Tian Qingyi remonta machinalement ses lunettes et dit d'un ton neutre : « Je sais, je sais. Tu travailles vraiment plus dur que les autres, c'est vraiment impressionnant… »
« Hmm, bon à savoir ! »
Ils formaient un duo plutôt intéressant. Le nouvel élève, le menton appuyé sur sa main, arborait un sourire niais, comme s'il regardait un spectacle.
« Hein ? C'est… » Tian Qing remarqua l'objet doré au poignet de Yuan Peilin sans s'en rendre compte, posa rapidement son livre et s'approcha. « Excusez-moi, Yuan, puis-je voir ce que vous avez au poignet ? »
« Ah, d’accord… » Comme elle ne voulait pas l’enlever, An Peilin tendit simplement la main.
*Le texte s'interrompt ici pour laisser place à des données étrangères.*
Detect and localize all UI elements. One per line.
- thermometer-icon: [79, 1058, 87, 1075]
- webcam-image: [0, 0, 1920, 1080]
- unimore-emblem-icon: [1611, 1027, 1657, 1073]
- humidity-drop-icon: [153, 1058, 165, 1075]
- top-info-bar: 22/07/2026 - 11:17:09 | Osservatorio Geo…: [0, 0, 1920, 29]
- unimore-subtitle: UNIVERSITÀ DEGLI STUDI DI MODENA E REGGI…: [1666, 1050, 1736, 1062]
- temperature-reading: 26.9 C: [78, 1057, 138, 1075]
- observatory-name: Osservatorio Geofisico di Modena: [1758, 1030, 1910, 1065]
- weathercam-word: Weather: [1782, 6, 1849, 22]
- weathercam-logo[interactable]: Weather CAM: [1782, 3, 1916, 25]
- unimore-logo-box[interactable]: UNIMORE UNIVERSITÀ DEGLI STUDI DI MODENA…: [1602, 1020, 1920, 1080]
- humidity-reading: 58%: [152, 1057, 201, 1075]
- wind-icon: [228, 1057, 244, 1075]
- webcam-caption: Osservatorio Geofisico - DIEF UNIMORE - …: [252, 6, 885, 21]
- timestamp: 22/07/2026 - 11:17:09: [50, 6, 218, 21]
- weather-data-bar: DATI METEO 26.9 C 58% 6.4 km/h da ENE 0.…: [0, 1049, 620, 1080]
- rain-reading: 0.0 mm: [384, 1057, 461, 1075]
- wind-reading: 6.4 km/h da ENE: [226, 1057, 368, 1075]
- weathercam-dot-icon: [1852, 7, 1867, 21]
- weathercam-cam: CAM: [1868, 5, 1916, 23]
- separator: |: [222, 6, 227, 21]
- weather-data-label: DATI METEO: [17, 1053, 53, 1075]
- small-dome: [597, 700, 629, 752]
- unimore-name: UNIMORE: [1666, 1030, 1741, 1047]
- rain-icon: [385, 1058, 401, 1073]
Il était tout à fait normal qu’un objet aussi voyant attire l’attention.
Tian Qingyi examina le magnifique bracelet en or avec une grande attention, tournant parfois le poignet de celle qui le portait pour croiser son regard, telle une archéologue obsessionnelle ayant découvert un artefact majeur d'une civilisation. Même Qi Guangjian, intrigué, tendit le cou pour y jeter un coup d'œil.
« Waouh, c'est de l'or ? » s'exclama le jeune homme robuste.
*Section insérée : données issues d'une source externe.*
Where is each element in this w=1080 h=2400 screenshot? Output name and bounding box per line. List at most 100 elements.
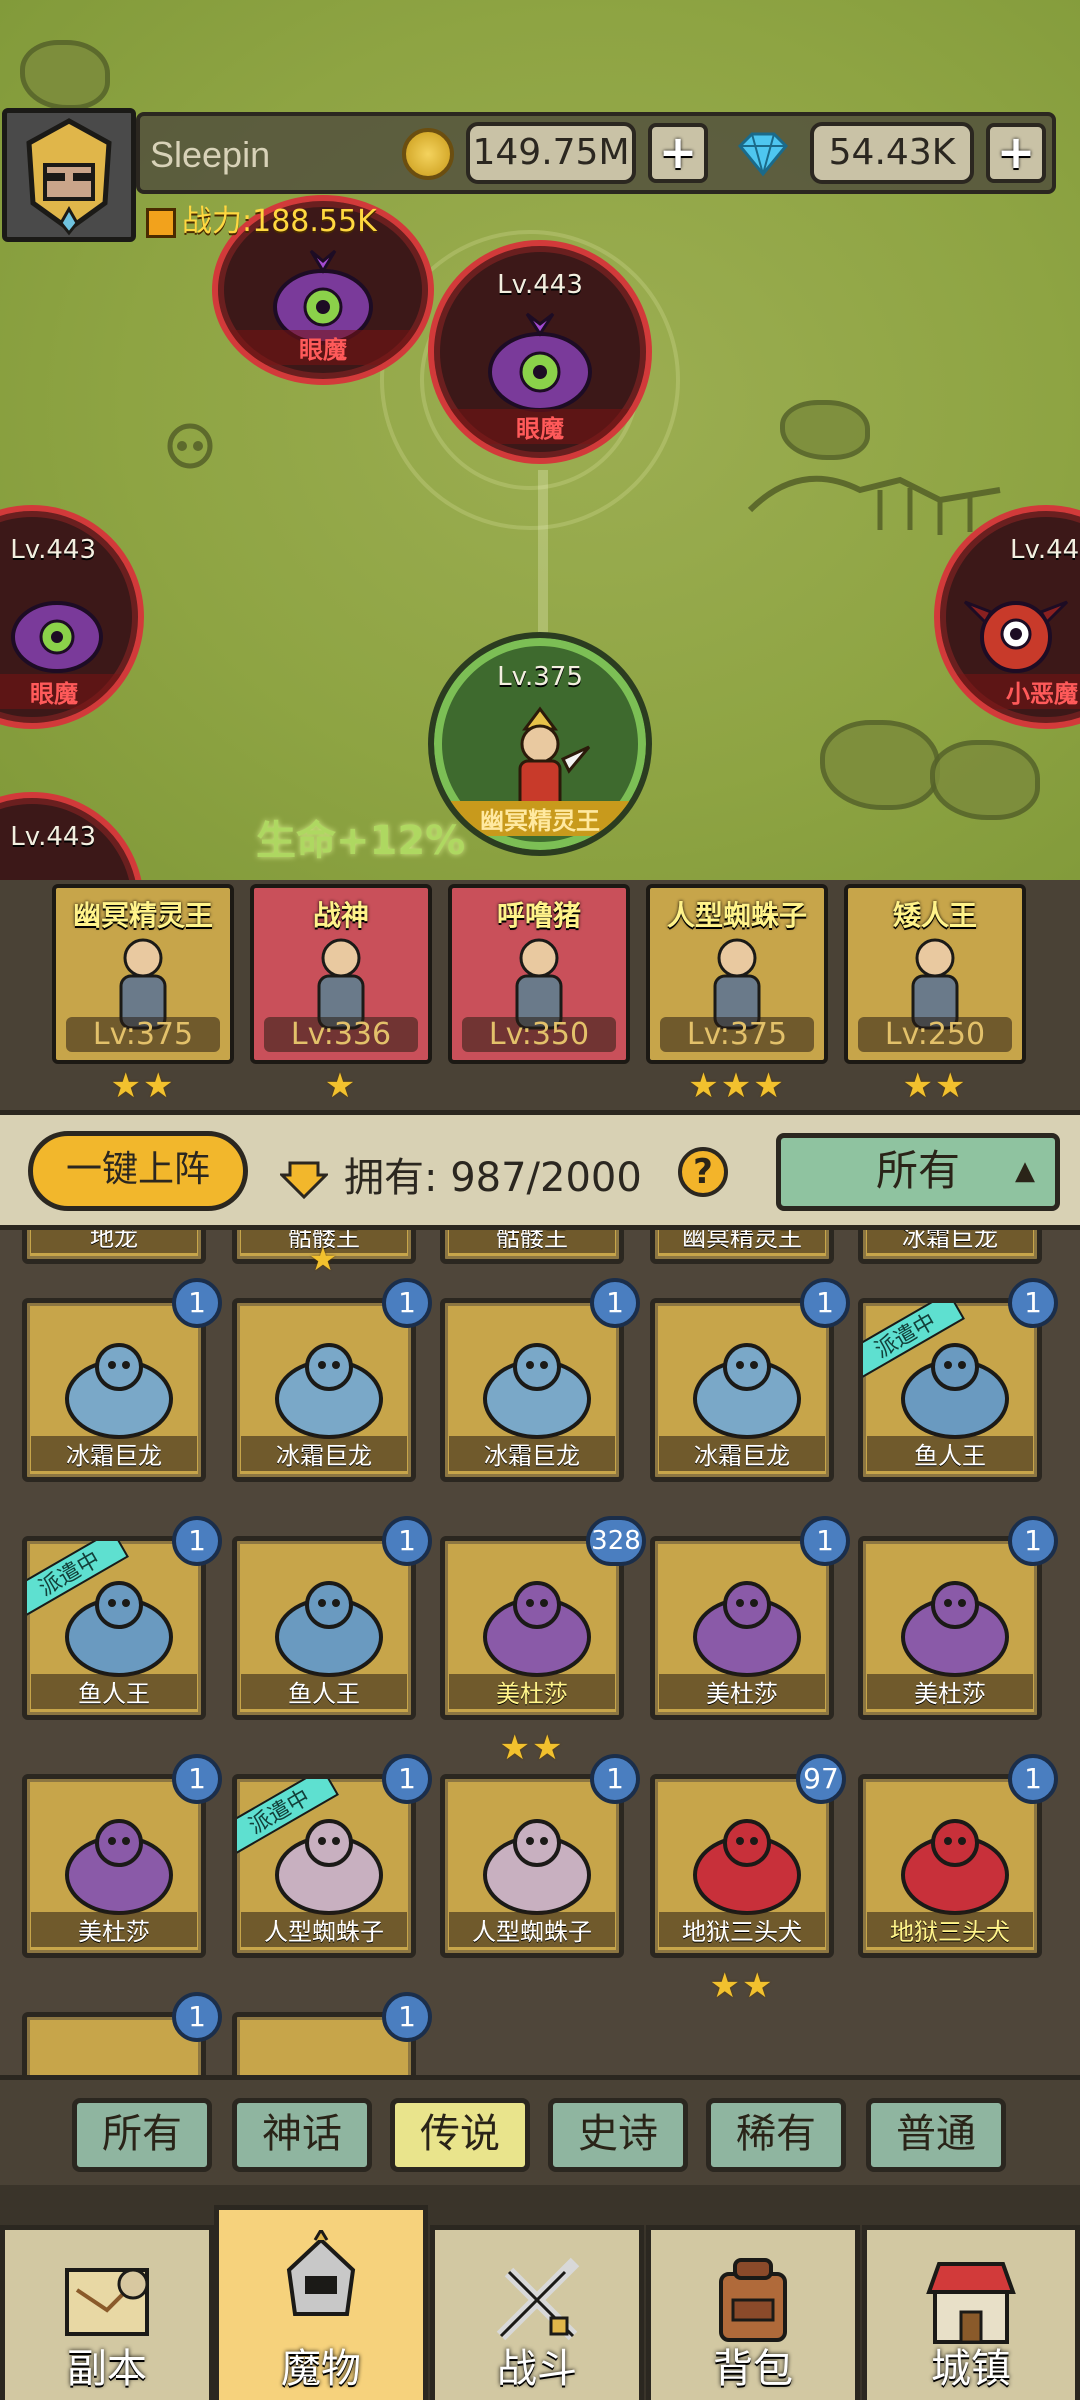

Tian Qingyi secoua la tête : « Cela ne semble pas être le cas. Même l'or pur ne peut atteindre cette couleur, et les symboles qui y figurent semblent être une sorte d'écriture ancienne… » Puis elle regarda Yuan Peilin avec des yeux pleins de désir.
« Ah… Je ne sais pas non plus ce que c’est, je sais seulement que c’est un héritage familial. » Bien sûr, Yuan Peilin ne leur dirait pas qu’il y avait des pigeons parlants à l’intérieur, alors il devait inventer une excuse pour s’en sortir.
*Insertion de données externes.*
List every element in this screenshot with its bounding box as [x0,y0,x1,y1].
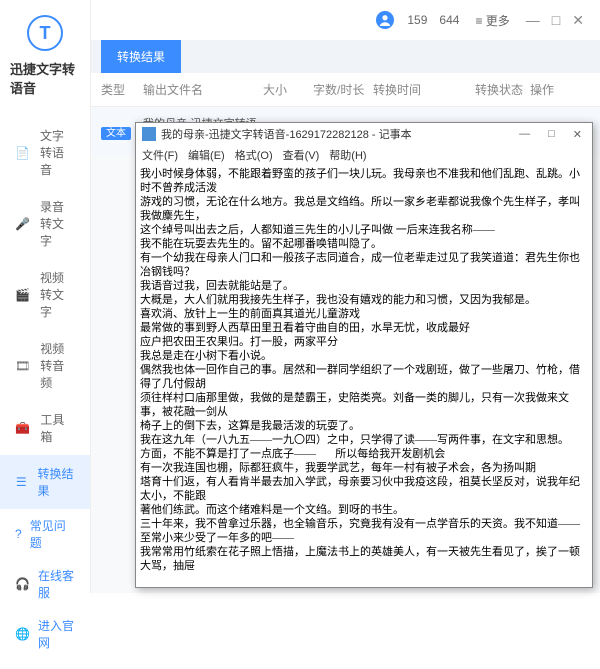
nav-video-to-audio[interactable]: 🎞 视频转音频 [0,330,90,401]
col-duration: 字数/时长 [313,81,373,98]
col-type: 类型 [101,81,143,98]
tab-results[interactable]: 转换结果 [101,40,181,73]
nav-label: 视频转音频 [40,340,75,391]
nav-audio-to-text[interactable]: 🎤 录音转文字 [0,188,90,259]
notepad-title: 我的母亲-迅捷文字转语音-1629172282128 - 记事本 [161,126,412,142]
nav-video-to-text[interactable]: 🎬 视频转文字 [0,259,90,330]
window-header: 159 644 ≡ 更多 — □ ✕ [91,0,600,40]
header-count-2: 644 [439,13,459,27]
nav-results[interactable]: ☰ 转换结果 [0,455,90,509]
faq-link[interactable]: ? 常见问题 [0,509,90,559]
np-minimize-button[interactable]: — [515,128,534,141]
notepad-icon [142,127,156,141]
header-count-1: 159 [407,13,427,27]
minimize-button[interactable]: — [526,12,540,28]
nav-label: 录音转文字 [40,198,75,249]
nav-label: 工具箱 [40,411,75,445]
sidebar: T 迅捷文字转语音 📄 文字转语音 🎤 录音转文字 🎬 视频转文字 🎞 视频转音频 🧰 工… [0,0,91,593]
col-time: 转换时间 [373,81,475,98]
menu-help[interactable]: 帮助(H) [329,147,366,163]
link-label: 在线客服 [38,567,75,601]
menu-file[interactable]: 文件(F) [142,147,178,163]
nav: 📄 文字转语音 🎤 录音转文字 🎬 视频转文字 🎞 视频转音频 🧰 工具箱 ☰ 转换结果 [0,117,90,509]
nav-toolbox[interactable]: 🧰 工具箱 [0,401,90,455]
notepad-titlebar[interactable]: 我的母亲-迅捷文字转语音-1629172282128 - 记事本 — □ ✕ [136,123,592,145]
globe-icon: 🌐 [15,627,30,641]
mic-icon: 🎤 [15,217,30,231]
col-status: 转换状态 [475,81,530,98]
user-icon[interactable] [371,6,399,34]
nav-label: 视频转文字 [40,269,75,320]
website-link[interactable]: 🌐 进入官网 [0,609,90,659]
np-close-button[interactable]: ✕ [569,128,586,141]
nav-text-to-speech[interactable]: 📄 文字转语音 [0,117,90,188]
np-maximize-button[interactable]: □ [544,128,559,141]
tabbar: 转换结果 [91,40,600,73]
table-header: 类型 输出文件名 大小 字数/时长 转换时间 转换状态 操作 [91,73,600,107]
video-audio-icon: 🎞 [15,359,30,373]
col-size: 大小 [263,81,313,98]
help-icon: ? [15,527,22,541]
list-icon: ☰ [15,475,28,489]
logo-area: T 迅捷文字转语音 [0,0,90,107]
menu-format[interactable]: 格式(O) [235,147,273,163]
link-label: 常见问题 [30,517,75,551]
video-icon: 🎬 [15,288,30,302]
app-title: 迅捷文字转语音 [10,59,80,97]
nav-label: 文字转语音 [40,127,75,178]
link-label: 进入官网 [38,617,75,651]
support-link[interactable]: 🎧 在线客服 [0,559,90,609]
toolbox-icon: 🧰 [15,421,30,435]
notepad-window[interactable]: 我的母亲-迅捷文字转语音-1629172282128 - 记事本 — □ ✕ 文… [135,122,593,588]
footer-links: ? 常见问题 🎧 在线客服 🌐 进入官网 [0,509,90,669]
menu-edit[interactable]: 编辑(E) [188,147,225,163]
notepad-textarea[interactable]: 我小时候身体弱，不能跟着野蛮的孩子们一块儿玩。我母亲也不准我和他们乱跑、乱跳。小… [136,165,592,587]
close-button[interactable]: ✕ [572,12,584,29]
menu-view[interactable]: 查看(V) [283,147,320,163]
nav-label: 转换结果 [38,465,76,499]
app-logo-icon: T [27,15,63,51]
headset-icon: 🎧 [15,577,30,591]
notepad-menubar: 文件(F) 编辑(E) 格式(O) 查看(V) 帮助(H) [136,145,592,165]
more-menu[interactable]: ≡ 更多 [475,12,509,29]
col-name: 输出文件名 [143,81,263,98]
col-ops: 操作 [530,81,590,98]
type-badge: 文本 [101,127,131,140]
text-icon: 📄 [15,146,30,160]
maximize-button[interactable]: □ [552,12,560,28]
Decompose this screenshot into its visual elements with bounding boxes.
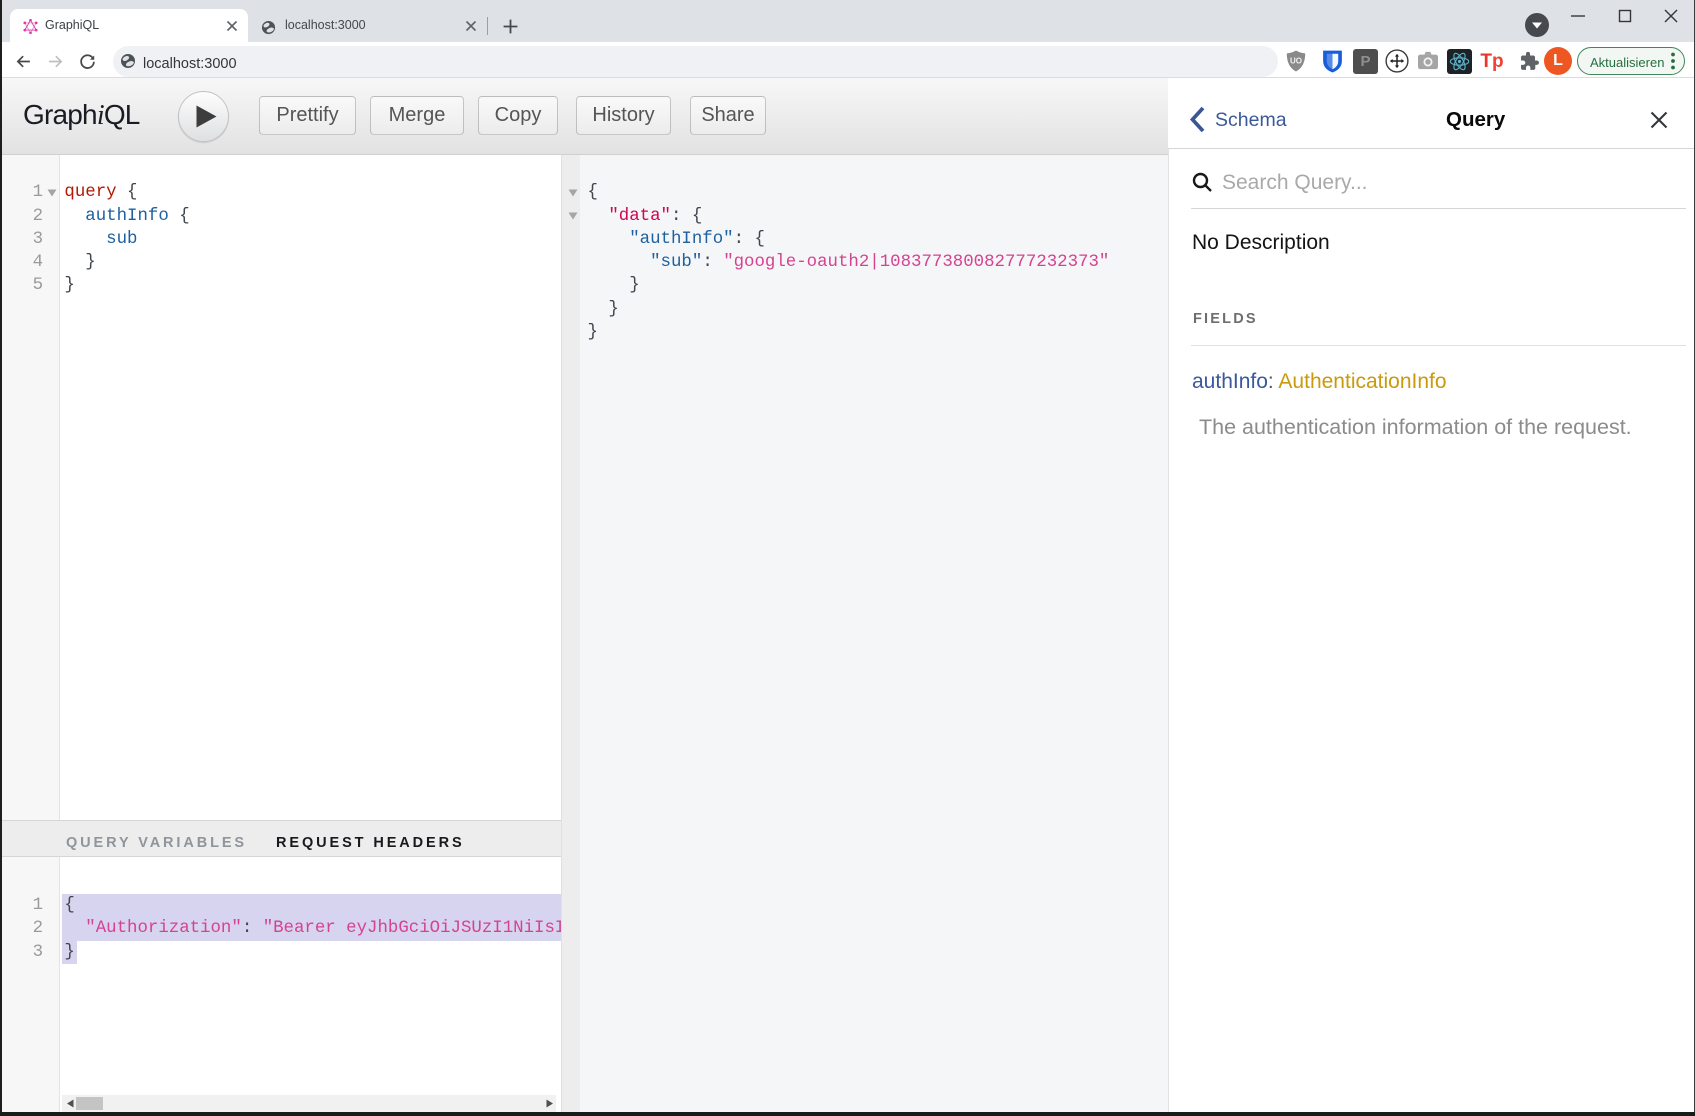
svg-text:UO: UO xyxy=(1290,57,1302,66)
« Ah, je vois… » Tian Qingyi lâcha le poignet de l’autre personne avec une expression déçue.
...
Yuan Peilin quitta la salle de classe pour se familiariser avec le campus. Qi Guangjian voulut lui servir de guide, mais il refusa, préférant faire une promenade tranquille en solitaire.
C'était la fin de l'été, et le soleil n'était plus aussi brûlant qu'il y a quelque temps
; une douce chaleur caressait la peau. Partout sur le campus, des visages souriants rayonnaient d'une énergie juvénile, procurant à Yuan Peilin un sentiment de détente et de bonheur.
Je me suis engagée lentement sur une allée bordée d'arbres, où se trouvaient de nombreux panneaux d'affichage et où plusieurs étudiants s'affairaient à inscrire les nouveaux élèves. Comme les étudiants de première année venaient d'arriver, les clubs de l'école profitaient de l'occasion pour recruter de nouveaux membres et renforcer leurs effectifs.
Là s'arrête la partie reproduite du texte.